Piscitelli named new principal of Guilderland High School

The Enterprise — Elizabeth Floyd Mair

Michael Piscitelli 

GUILDERLAND — Michael Piscitelli, who has been Guilderland High School’s instructional administrator for math, science, and technology for 16 years, will assume a different role on July 1: school principal.

Piscitelli replaces Thomas Lutsic, who will retire on June 30.

As principal, Piscitelli intends to continue the culture that he says now thrives at Guilderland, of collaboration among building principals, instructional administrators, assistant principals, as a leadership team, “with no one person running the ship,” Piscitelli said.

During his years as instructional administrator, Guilderland has introduced a number of math and science courses designed to show students how those subjects can be applied beyond high school.

“It’s not career-driven,” he said. “It’s allowing kids to explore where some applications are that may spark passion in kids.”

So, in math, the course offerings now include, a programming class, a game-design class, a mobile-app design class, and a general computer-science principles class that explores the history and the future of computing.

Likewise, in science, courses have been introduced in nursing, physical therapy, biotechnology, pharmaceutical sciences, nanotech, and materials science. Next year, classes in meteorology and natural disasters will also be introduced.

“The reason why I started doing that in my department,” Piscitelli told The Enterprise, “was I saw a lot of students who were choosing college majors and then saying, ‘It wasn’t what I thought,’ and that cost kids time and money.”

Piscitelli believes that the approach the school has taken over recent years in the areas of math and science can be applied to other subjects as well. The art department already collaborates, he said, with the math department on teaching game design. Next year, the art department will offer a course on art in game design.

Spearheading inclusion

Piscitelli has also been spearheading inclusion at the high school — where students of different abilities are taught in the same classroom — and the expansion of the school’s co-teaching model. “That’s the biggest focus of what we’ve been doing over the last three years,” he said.

He anticipates continuing to expand the inclusionary model that tries not to “separate out any students,” he said. And he’ll continue to see how to best make use of time for students of all levels.

Superintendent Marie Wiles said in an email that the district interviewed six strong candidates for principal, but that Piscitelli stood out because of “his considerable experience as an administrator (16 years at GHS), the depth of his understanding of and commitment to Guilderland High School, his highly professional demeanor during the interview, and the thoroughness of his responses to our questions.”

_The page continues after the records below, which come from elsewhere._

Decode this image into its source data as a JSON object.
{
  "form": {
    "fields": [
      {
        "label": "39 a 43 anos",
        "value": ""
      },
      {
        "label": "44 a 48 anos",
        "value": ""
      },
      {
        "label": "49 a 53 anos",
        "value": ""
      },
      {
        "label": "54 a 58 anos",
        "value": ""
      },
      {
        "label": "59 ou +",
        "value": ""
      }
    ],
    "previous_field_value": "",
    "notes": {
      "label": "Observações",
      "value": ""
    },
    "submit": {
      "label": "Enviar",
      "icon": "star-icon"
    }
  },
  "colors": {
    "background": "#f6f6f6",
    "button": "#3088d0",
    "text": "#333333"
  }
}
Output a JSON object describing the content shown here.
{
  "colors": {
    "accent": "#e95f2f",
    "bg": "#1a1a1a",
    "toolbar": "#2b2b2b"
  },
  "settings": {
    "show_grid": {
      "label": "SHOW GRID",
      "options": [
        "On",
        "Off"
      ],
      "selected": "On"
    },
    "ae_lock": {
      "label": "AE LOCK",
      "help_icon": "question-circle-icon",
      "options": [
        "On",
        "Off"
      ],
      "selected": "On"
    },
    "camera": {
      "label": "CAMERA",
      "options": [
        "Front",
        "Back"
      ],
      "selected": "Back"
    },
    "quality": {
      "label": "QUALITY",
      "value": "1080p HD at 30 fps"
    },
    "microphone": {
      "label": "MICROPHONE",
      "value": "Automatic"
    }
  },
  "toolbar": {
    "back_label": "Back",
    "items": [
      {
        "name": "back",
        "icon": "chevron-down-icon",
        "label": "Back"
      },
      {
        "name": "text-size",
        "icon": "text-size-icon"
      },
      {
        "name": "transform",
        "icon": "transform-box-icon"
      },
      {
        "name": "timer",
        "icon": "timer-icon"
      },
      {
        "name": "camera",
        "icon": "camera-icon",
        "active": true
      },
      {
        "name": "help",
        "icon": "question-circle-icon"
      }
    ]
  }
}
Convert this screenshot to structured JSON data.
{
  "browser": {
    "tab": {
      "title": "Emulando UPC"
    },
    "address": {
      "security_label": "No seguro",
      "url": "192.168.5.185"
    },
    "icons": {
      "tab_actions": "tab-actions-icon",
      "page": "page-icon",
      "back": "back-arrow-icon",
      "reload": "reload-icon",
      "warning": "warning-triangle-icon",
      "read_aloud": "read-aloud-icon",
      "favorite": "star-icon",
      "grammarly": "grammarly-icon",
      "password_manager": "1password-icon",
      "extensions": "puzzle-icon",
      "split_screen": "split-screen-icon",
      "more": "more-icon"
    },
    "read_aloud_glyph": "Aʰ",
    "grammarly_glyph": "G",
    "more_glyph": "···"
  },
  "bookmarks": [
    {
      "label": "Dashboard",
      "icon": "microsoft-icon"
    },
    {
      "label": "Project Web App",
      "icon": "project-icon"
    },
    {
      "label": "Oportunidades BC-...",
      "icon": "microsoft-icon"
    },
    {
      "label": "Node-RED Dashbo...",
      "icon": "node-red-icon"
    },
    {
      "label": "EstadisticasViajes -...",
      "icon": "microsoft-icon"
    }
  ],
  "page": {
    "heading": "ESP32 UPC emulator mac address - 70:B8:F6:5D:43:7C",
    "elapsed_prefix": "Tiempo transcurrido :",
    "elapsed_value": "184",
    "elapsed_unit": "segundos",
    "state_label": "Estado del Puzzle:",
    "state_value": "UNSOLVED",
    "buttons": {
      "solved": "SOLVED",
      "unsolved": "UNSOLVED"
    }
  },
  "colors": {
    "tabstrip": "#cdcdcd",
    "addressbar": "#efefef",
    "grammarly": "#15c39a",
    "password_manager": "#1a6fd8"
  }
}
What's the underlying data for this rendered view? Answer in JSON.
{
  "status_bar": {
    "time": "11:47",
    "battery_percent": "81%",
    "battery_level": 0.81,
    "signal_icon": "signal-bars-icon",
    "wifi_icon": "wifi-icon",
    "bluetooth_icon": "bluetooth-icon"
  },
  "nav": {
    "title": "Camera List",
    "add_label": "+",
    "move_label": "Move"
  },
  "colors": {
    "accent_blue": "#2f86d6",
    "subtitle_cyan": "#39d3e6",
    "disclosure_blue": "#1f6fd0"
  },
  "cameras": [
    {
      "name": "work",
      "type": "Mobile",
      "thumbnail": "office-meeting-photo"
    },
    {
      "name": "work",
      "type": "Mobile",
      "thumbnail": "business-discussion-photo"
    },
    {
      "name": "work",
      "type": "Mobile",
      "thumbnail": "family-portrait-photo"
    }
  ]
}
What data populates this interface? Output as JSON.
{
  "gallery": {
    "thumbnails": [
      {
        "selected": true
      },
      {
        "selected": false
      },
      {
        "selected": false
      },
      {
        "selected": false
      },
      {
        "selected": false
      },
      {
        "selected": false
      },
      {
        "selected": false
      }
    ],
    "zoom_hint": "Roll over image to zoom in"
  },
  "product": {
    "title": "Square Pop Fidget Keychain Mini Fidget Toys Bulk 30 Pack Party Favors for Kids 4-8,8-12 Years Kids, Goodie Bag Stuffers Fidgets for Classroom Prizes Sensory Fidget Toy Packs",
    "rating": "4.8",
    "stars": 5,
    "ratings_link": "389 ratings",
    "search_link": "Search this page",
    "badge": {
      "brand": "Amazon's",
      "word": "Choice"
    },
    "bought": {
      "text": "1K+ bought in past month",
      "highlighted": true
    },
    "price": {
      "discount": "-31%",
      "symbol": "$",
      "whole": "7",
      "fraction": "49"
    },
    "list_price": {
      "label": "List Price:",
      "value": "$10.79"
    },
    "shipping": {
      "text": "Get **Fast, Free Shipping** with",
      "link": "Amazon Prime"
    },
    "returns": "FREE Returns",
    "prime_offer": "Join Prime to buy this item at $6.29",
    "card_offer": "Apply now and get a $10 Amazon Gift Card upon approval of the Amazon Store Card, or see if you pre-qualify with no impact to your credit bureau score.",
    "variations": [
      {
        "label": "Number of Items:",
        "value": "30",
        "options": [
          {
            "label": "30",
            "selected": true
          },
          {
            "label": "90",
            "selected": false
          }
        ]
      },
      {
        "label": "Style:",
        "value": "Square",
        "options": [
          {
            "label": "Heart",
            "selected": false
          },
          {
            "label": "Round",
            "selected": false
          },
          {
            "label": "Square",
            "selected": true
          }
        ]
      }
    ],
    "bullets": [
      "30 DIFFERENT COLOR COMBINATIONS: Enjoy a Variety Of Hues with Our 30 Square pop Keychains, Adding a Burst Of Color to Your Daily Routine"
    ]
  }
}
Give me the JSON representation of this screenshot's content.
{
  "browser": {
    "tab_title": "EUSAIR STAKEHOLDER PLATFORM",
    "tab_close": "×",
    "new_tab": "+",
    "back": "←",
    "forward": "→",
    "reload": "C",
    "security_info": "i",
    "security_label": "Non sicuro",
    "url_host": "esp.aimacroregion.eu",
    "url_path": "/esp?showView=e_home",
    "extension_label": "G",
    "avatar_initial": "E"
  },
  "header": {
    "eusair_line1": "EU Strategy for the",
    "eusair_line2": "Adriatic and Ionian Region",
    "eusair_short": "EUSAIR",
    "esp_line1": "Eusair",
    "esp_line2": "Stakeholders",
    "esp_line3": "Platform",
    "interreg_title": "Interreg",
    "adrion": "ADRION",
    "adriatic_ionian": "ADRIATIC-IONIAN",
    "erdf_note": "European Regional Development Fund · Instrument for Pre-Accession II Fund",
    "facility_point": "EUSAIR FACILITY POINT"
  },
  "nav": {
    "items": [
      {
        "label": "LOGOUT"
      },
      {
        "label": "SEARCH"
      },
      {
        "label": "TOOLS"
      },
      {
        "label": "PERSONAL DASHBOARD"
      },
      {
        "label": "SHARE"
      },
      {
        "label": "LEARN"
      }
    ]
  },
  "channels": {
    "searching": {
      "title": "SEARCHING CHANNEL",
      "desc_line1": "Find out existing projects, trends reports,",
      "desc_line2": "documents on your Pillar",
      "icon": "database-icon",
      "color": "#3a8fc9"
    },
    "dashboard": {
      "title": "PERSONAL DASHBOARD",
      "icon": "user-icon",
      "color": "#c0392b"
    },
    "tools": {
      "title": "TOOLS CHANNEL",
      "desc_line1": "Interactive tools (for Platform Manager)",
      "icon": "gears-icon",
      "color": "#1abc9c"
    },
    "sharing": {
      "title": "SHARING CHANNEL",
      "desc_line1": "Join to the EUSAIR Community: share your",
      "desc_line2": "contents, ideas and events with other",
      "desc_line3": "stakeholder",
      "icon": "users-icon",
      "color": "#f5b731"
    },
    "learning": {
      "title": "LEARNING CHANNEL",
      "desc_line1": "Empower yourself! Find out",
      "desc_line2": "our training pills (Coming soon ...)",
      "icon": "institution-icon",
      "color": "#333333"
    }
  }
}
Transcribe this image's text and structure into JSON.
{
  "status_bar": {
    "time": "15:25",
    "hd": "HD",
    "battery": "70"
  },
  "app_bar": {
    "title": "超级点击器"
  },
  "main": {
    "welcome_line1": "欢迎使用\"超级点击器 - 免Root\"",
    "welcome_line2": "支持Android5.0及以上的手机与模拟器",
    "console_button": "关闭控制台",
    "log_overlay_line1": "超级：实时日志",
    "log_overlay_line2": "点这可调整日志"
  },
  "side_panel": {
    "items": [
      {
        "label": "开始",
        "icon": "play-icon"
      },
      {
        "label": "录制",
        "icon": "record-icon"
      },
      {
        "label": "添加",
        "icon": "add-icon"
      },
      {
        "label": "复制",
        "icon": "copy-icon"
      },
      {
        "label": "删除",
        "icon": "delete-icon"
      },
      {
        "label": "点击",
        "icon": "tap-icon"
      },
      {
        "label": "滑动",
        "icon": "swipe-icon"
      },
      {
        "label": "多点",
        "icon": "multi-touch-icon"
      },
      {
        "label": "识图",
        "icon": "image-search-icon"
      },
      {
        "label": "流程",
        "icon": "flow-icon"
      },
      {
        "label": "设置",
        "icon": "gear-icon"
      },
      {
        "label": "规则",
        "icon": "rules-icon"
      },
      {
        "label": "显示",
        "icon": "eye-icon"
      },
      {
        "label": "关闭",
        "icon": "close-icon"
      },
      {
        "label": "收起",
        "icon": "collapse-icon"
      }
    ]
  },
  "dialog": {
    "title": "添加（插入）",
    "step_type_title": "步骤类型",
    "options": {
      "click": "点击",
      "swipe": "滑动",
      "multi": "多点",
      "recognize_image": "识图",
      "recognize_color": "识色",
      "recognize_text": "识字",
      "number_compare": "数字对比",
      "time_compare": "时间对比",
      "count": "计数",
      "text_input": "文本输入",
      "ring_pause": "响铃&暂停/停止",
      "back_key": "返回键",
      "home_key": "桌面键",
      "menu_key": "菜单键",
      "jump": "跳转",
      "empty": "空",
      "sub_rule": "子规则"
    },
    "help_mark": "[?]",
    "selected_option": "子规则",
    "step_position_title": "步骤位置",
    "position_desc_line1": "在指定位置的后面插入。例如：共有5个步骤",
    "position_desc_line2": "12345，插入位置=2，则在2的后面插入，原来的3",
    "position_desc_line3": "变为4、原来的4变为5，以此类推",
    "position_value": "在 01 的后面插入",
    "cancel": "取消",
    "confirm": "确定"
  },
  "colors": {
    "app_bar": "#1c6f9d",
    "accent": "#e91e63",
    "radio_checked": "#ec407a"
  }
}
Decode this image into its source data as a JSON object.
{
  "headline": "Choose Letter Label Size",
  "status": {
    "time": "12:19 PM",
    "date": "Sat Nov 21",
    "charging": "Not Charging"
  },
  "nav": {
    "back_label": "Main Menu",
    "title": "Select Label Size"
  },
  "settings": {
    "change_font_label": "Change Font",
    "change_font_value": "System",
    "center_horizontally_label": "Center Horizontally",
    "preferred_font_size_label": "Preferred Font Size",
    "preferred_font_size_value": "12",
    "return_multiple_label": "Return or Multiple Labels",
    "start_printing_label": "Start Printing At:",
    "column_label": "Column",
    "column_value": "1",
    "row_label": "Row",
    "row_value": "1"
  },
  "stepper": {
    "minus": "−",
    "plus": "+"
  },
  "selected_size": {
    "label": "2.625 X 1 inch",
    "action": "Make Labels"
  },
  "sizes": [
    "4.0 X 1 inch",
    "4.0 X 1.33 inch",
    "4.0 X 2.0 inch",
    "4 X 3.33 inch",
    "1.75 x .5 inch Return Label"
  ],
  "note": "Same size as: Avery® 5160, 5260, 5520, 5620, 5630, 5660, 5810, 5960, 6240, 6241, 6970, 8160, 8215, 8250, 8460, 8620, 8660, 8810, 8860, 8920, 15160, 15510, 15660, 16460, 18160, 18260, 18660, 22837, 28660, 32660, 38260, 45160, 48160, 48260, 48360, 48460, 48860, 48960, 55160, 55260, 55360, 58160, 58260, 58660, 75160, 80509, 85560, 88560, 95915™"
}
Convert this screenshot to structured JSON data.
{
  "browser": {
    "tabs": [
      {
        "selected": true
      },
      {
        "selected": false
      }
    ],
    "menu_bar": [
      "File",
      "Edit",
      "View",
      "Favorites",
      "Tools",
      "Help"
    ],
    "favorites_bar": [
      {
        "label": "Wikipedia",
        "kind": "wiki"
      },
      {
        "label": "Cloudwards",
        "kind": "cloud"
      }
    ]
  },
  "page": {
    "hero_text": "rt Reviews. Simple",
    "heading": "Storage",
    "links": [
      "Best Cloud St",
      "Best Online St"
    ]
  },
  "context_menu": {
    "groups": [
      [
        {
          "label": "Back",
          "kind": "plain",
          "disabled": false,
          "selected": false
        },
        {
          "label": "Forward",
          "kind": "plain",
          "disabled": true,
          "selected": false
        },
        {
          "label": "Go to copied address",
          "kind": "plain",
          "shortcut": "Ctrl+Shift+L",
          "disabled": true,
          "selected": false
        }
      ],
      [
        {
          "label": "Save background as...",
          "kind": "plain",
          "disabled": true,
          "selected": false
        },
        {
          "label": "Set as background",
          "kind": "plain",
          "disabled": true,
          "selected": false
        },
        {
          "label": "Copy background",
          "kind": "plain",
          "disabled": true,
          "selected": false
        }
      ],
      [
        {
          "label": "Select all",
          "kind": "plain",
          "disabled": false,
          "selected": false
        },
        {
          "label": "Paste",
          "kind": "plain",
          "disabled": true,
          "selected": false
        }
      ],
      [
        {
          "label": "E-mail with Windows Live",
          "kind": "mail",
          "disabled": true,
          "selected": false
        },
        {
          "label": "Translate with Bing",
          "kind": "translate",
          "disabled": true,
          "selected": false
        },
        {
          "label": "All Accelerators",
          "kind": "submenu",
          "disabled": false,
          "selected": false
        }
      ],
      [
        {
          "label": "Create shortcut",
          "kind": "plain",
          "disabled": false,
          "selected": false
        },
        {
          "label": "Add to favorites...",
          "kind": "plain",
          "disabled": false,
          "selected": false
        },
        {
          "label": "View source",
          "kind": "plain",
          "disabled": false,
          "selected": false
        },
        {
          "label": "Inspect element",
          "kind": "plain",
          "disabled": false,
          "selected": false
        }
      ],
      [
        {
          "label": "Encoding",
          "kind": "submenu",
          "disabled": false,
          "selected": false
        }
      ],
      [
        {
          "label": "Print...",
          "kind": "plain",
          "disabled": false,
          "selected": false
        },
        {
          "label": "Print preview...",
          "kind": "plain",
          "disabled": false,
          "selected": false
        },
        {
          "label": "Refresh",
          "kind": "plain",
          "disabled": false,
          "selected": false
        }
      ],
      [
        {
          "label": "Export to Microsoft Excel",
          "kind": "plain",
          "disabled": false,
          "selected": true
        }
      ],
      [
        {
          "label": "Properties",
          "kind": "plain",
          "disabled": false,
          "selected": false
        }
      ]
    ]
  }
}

She added, “Mike has also played a key role in our effort to create co-taught courses in the high school. He has a lot of well-deserved credibility among the faculty and staff at GHS and will be very able to lead the high school to even higher levels of excellence.”

What Piscitelli is proudest of, he said, is the team of outstanding teachers that has been developed at the high school. His goal for the future is to create a culture of constant improvement.

“We have a lot of teachers that do this already, who are constantly reflecting and saying, ‘How can we do it better?’” Piscitelli said.

Vita

Before becoming a teacher, Piscitelli studied engineering at Clarkson University and started his professional career as, first, a mechanical engineer and then an industrial engineer.

He spent four-and-a-half years working for Harris RF Communication in Rochester, a producer of military communications equipment, before heading to the University at Albany’s master’s program for teaching math. His first year of teaching was in Guilderland, as a replacement for a teacher on medical leave.

He then went on to work at Shaker High School and spent four years there, before returning to Guilderland to replace the late Dale Westcott, who was then retiring as instructional administrator for math and science.

Piscitelli lives in Malta. His wife, Karen Piscitelli, is a school psychologist at the Hadley-Luzerne Central School District. His son, Evan, is a junior at Ballston Spa High School, and his daughter, Allie, is in the eighth grade at the district’s middle school.

Guilderland is currently searching for a replacement for Piscitelli in his post of instructional administrator for math, science, and technology, Wiles said.